What does American cinema look like to you?

To me American cinema is… different. I think in the US there’s a lot of energy and opportunity from a craft where people are extremely talented. I think there just has to be more diversity of thoughts to approach which story forms are worthy of funding and support but I think it’s a great time to be an American filmmaker because the tools have become so accessible and the avenues to get the work out have become so varied and expansive I think there’s a lot of opportunity. The problem is I don’t know that cinema is as important to public discourse as it was 10 years ago, 20 years ago certainly 30 years ago.

Why do you think that is?

You and I both have screens in our pockets that have a higher resolution than any TV you could have bought 10 years ago. There’s just so much more stimulus but opportunity. Cinema as an art form has just reached its century mark and a lot of stories have been told and, not that people are over it but people are very savvy so it’s very hard to create something they haven’t seen before or something they haven’t thought of before.

People are cynical as well.

People are very cynical. The world is on fire. So if you’re making a film and there’s not a quality to it that is a burning passion, a burning desire, then it’s not important.

The world is connected like never before, and it feels like people are more interested in different cultures and different modes of storytelling.
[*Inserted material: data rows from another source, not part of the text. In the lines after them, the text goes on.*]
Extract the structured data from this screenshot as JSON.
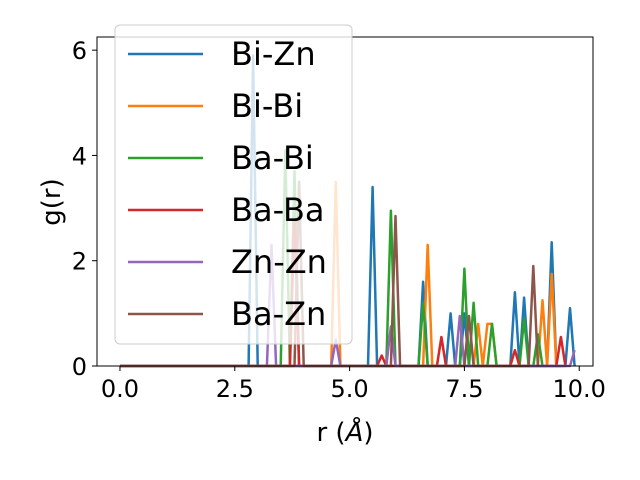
{
  "chart_data": {
    "type": "line",
    "title": "",
    "xlabel": "r (",
    "xlabel_unit": "Å",
    "xlabel_close": ")",
    "ylabel": "g(r)",
    "xlim": [
      -0.5,
      10.3
    ],
    "ylim": [
      0,
      6.25
    ],
    "xticks": [
      0.0,
      2.5,
      5.0,
      7.5,
      10.0
    ],
    "xtick_labels": [
      "0.0",
      "2.5",
      "5.0",
      "7.5",
      "10.0"
    ],
    "yticks": [
      0,
      2,
      4,
      6
    ],
    "ytick_labels": [
      "0",
      "2",
      "4",
      "6"
    ],
    "grid": false,
    "legend_position": "top-left",
    "series": [
      {
        "name": "Bi-Zn",
        "color": "#1f77b4",
        "x": [
          0,
          2.7,
          2.8,
          2.9,
          3.0,
          3.1,
          5.3,
          5.4,
          5.5,
          5.6,
          5.7,
          6.4,
          6.5,
          6.6,
          6.7,
          6.8,
          7.0,
          7.1,
          7.2,
          7.3,
          7.4,
          7.5,
          7.6,
          8.4,
          8.5,
          8.6,
          8.7,
          8.8,
          8.9,
          9.0,
          9.2,
          9.3,
          9.4,
          9.5,
          9.6,
          9.7,
          9.8,
          9.9
        ],
        "y": [
          0,
          0,
          0,
          5.9,
          0,
          0,
          0,
          0,
          3.4,
          0,
          0,
          0,
          0,
          1.6,
          0,
          0,
          0,
          0,
          1.0,
          0,
          0,
          1.0,
          0,
          0,
          0,
          1.4,
          0,
          1.3,
          0,
          0,
          0,
          0,
          2.35,
          0,
          0,
          0,
          1.1,
          0
        ]
      },
      {
        "name": "Bi-Bi",
        "color": "#ff7f0e",
        "x": [
          0,
          4.5,
          4.6,
          4.7,
          4.8,
          4.9,
          6.5,
          6.6,
          6.7,
          6.8,
          7.7,
          7.8,
          7.9,
          8.0,
          8.1,
          8.2,
          8.9,
          9.0,
          9.1,
          9.2,
          9.3,
          9.4,
          9.5,
          9.6
        ],
        "y": [
          0,
          0,
          0,
          3.5,
          0,
          0,
          0,
          0,
          2.3,
          0,
          0,
          0.8,
          0,
          0.8,
          0.8,
          0,
          0,
          0,
          0,
          1.25,
          0,
          1.75,
          0,
          0
        ]
      },
      {
        "name": "Ba-Bi",
        "color": "#2ca02c",
        "x": [
          0,
          3.4,
          3.5,
          3.6,
          3.7,
          3.8,
          3.9,
          5.7,
          5.8,
          5.9,
          6.0,
          6.1,
          6.5,
          6.6,
          6.7,
          7.4,
          7.5,
          7.6,
          7.7,
          7.8,
          7.9,
          8.0,
          8.1,
          8.2,
          8.6,
          8.7,
          8.8,
          8.9,
          9.0,
          9.1,
          9.2,
          9.3,
          9.5,
          9.6
        ],
        "y": [
          0,
          0,
          0,
          4.1,
          0,
          3.7,
          0,
          0,
          0,
          2.95,
          0,
          0,
          0,
          1.2,
          0,
          0,
          1.85,
          0,
          1.2,
          0,
          0,
          0,
          0.8,
          0,
          0,
          0,
          0.9,
          0,
          0,
          0.6,
          0,
          0,
          0,
          0
        ]
      },
      {
        "name": "Ba-Ba",
        "color": "#d62728",
        "x": [
          0,
          3.6,
          3.7,
          3.8,
          3.9,
          5.6,
          5.7,
          5.8,
          5.9,
          6.9,
          7.0,
          7.1,
          7.2,
          8.5,
          8.6,
          8.7,
          9.4,
          9.5,
          9.6,
          9.7
        ],
        "y": [
          0,
          0,
          0,
          2.8,
          0,
          0,
          0.2,
          0,
          0,
          0,
          0.55,
          0,
          0,
          0,
          0.3,
          0,
          0,
          0,
          0.55,
          0
        ]
      },
      {
        "name": "Zn-Zn",
        "color": "#9467bd",
        "x": [
          0,
          3.2,
          3.3,
          3.4,
          4.6,
          4.7,
          4.8,
          5.8,
          5.9,
          6.0,
          7.3,
          7.4,
          7.5,
          9.8,
          9.9
        ],
        "y": [
          0,
          0,
          2.3,
          0,
          0,
          0.5,
          0,
          0,
          0.75,
          0,
          0,
          0.95,
          0,
          0,
          0.3
        ]
      },
      {
        "name": "Ba-Zn",
        "color": "#8c564b",
        "x": [
          0,
          3.8,
          3.9,
          4.0,
          5.9,
          6.0,
          6.1,
          7.5,
          7.6,
          7.7,
          8.8,
          8.9,
          9.0,
          9.1
        ],
        "y": [
          0,
          0,
          3.5,
          0,
          0,
          2.85,
          0,
          0,
          0.95,
          0,
          0,
          0,
          1.9,
          0
        ]
      }
    ]
  }
}
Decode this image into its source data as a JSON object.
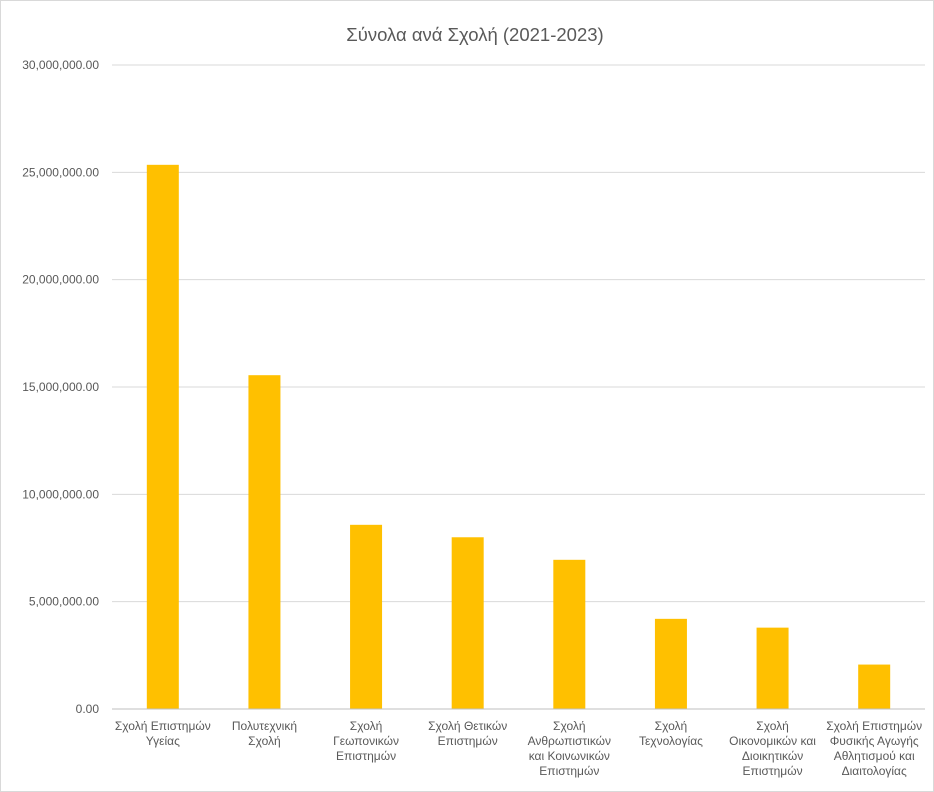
{
  "chart_data": {
    "type": "bar",
    "title": "Σύνολα ανά Σχολή (2021-2023)",
    "xlabel": "",
    "ylabel": "",
    "ylim": [
      0,
      30000000
    ],
    "yticks": [
      0,
      5000000,
      10000000,
      15000000,
      20000000,
      25000000,
      30000000
    ],
    "ytick_labels": [
      "0.00",
      "5,000,000.00",
      "10,000,000.00",
      "15,000,000.00",
      "20,000,000.00",
      "25,000,000.00",
      "30,000,000.00"
    ],
    "grid": true,
    "legend": "none",
    "bar_color": "#FFC000",
    "categories": [
      [
        "Σχολή Επιστημών",
        "Υγείας"
      ],
      [
        "Πολυτεχνική",
        "Σχολή"
      ],
      [
        "Σχολή",
        "Γεωπονικών",
        "Επιστημών"
      ],
      [
        "Σχολή Θετικών",
        "Επιστημών"
      ],
      [
        "Σχολή",
        "Ανθρωπιστικών",
        "και Κοινωνικών",
        "Επιστημών"
      ],
      [
        "Σχολή",
        "Τεχνολογίας"
      ],
      [
        "Σχολή",
        "Οικονομικών και",
        "Διοικητικών",
        "Επιστημών"
      ],
      [
        "Σχολή Επιστημών",
        "Φυσικής Αγωγής",
        "Αθλητισμού και",
        "Διαιτολογίας"
      ]
    ],
    "values": [
      25350000,
      15550000,
      8580000,
      8000000,
      6950000,
      4200000,
      3790000,
      2070000
    ]
  }
}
There is a hunger for it and I think there’s always been a hunger for it. There used to be like four cinema chains and three premium cable channels and it was all very concentrated. Now it’s so varied that there is literally more content sources than there is content to fill the space. I think what’s happened is voices in the past may not have fit into those four or five finite spaces. Now, if you don’t fit here you just go over there. The task now is is to find a production model that works if you don’t sell or play in a certain space. My first film cost $15000 on a camera that cost $4000 and if we tried to make the film four years prior it would have been impossible. People who come from where I come from don’t have access to the tools necessary to make a film. The voice is there. The story is there. But the means to tell it have always been beyond our reach and I think now the tools to make a quality film are much more attainable. These barriers to entry no longer exist.

Is it your job to think about the audience?

It is and it isn’t. I want to be considerate of the audience but I don’t want to make decisions that anticipate the reaction of an audience. The audience comes to the film to see what I feel, what the actors feel. I think the type of moviegoers I make films for don’t go to the movies expecting me to make things that they want. We’re putting out energy and the audience is responding to it. It shouldn’t go in reverse. We work in a very privileged artform. This shit is expensive. So if you’re not considering the audience in some way, if you antagonise the audience to a degree that is simply too far for them to get a foothold in the work, nobody’s going to come and see your film.

Nobody’s going to recommend your film to anyone else and you’re not going to get to make more films. Now is that fair to think of that when you’re creating a work of art? No. But making something that costs hundreds of thousands or millions of dollars, we can’t just burn that money. You have to make concessions so that people will be willing to watch and be interested in that piece. And to further that people will be motivated, incentivised and interested to pay to watch the piece because these things cost money to make.

What do you love about movies?

I love how movies make the world seem like a very small place. I was talking to a reporter the other day about the use of ‘Caetano Veloso’ in Moonlight. That’s an homage to Wong Kar-wai and Happy Together – a very overt homage I must say, but I wanted to be upfront and honest about how there’s this filmmaker working in Asia whose cinema I love and here I have my characters in inner city Miami and the emotions they feel are the same. Totally the same. These people will never ever meet and yet through this art, through cinema we can show how much alike they are. They’re a world apart but they’re so so close. That’s what I love about movies.